May 27 2020
Tamil Nadu may set a record by holding bypolls in 20 seats
02 November 2018

Only 4 States have held byelections in 7 or more seats at a time

In the event of the Election Commission notifying bypolls in all seats which have been declared vacant, Tamil Nadu will set a record in respect of holding by elections to the largest number of assembly constituencies at a time.

A perusal of the data concerning by elections in different parts of the country in the last 20 years reveals that four States had experienced simultaneous byelections to seven or more assembly constituencies.

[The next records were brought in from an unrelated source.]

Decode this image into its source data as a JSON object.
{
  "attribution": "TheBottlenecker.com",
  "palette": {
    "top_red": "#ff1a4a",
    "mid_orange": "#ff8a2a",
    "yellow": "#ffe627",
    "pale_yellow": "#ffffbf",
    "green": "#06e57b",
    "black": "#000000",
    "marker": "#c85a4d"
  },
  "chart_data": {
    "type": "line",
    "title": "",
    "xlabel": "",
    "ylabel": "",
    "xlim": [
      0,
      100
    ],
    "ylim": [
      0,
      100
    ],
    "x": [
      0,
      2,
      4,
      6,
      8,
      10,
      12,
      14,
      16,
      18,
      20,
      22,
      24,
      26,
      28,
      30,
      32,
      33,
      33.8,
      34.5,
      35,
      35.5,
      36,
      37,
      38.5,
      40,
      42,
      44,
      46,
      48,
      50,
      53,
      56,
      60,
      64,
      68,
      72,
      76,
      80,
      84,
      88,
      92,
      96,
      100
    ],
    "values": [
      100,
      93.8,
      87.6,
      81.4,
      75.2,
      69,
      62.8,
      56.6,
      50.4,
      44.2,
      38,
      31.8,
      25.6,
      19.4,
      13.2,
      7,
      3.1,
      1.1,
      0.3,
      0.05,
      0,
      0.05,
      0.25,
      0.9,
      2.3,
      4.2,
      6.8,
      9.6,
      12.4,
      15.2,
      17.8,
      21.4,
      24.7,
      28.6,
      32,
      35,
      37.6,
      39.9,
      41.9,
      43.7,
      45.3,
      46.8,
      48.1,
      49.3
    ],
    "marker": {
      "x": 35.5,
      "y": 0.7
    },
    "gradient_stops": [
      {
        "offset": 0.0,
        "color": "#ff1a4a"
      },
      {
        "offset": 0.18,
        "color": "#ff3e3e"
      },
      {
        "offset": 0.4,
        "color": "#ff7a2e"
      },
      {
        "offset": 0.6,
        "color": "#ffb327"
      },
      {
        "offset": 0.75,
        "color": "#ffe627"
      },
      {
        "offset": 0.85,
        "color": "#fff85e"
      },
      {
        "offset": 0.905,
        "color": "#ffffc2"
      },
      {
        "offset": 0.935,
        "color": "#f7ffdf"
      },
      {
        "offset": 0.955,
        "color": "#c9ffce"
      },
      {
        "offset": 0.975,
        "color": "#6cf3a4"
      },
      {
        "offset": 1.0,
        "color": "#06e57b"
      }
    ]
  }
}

So far, the largest number of constituencies that went to bypolls was 18 and fell under the undivided Andhra Pradesh and the polling took place in June 2012.

Similar situation

What may look similar to the present situation in Tamil Nadu is that 17 of the constituencies fell vacant in the wake of disqualification of 16 legislators, who defected from the Congress to the YSR Congress led by Jaganmmohan Reddy, son of former Chief Minister Y.S. Rajasekhara Reddy.

One more MLA, who had originally belonged to the Praja Rajyam Party, had crossed over to the YSR Congress.

The 18th seat became vacant due to resignation. In the case of Tamil Nadu, 18 MLAs were deemed to have defected from the AIADMK to rebel leader T.T.V. Dhinakaran’s camp.

When the results were out, they marked the advent of Mr. Reddy as a principal political force in Andhra Pradesh.

His party snatched 15 constituencies, with the Congress getting two and the Telengana Rashtra Samiti (TRS) capturing one.

‘Strong perception’

The outcome of the June 2012 byelections had even generated a strong perception that the YSR Congress leader would become the Chief Minister as and when the State had general elections to the Assembly.

But in the May 2014 elections (after which the State of Telengana came into being), the Telugu Desam Party, aided by the Bharatiya Janata Party, outsmarted the YSR Congress at the hustings.

In May 2008, when the State had byelections in 18 constituencies, the results were more or less evenly balanced with the TRS netting seven, the Congress six, and the TDP, five.

When the present territorial limits of Telengana, while being part of the undivided Andhra Pradesh, had byelections in 12 constituencies in August 2010, the Telengana Rashtra Samiti along with the Bharatiya Janata Party had thrashed others by bagging all the seats.

In December 2008, bypolls to eight constituencies ensured the longevity of the then Yeddyurappa regime as the BJP had won in five seats and the Janata Dal (Secular) in three.

In June 1998, when the western State of Maharashtra saw byelections to 10 constituencies, the Congress secured seven and the Bharatiya Janata Party came a distant runner-up with two. The remaining seat went to the BJP’s ally, Shiv Sena.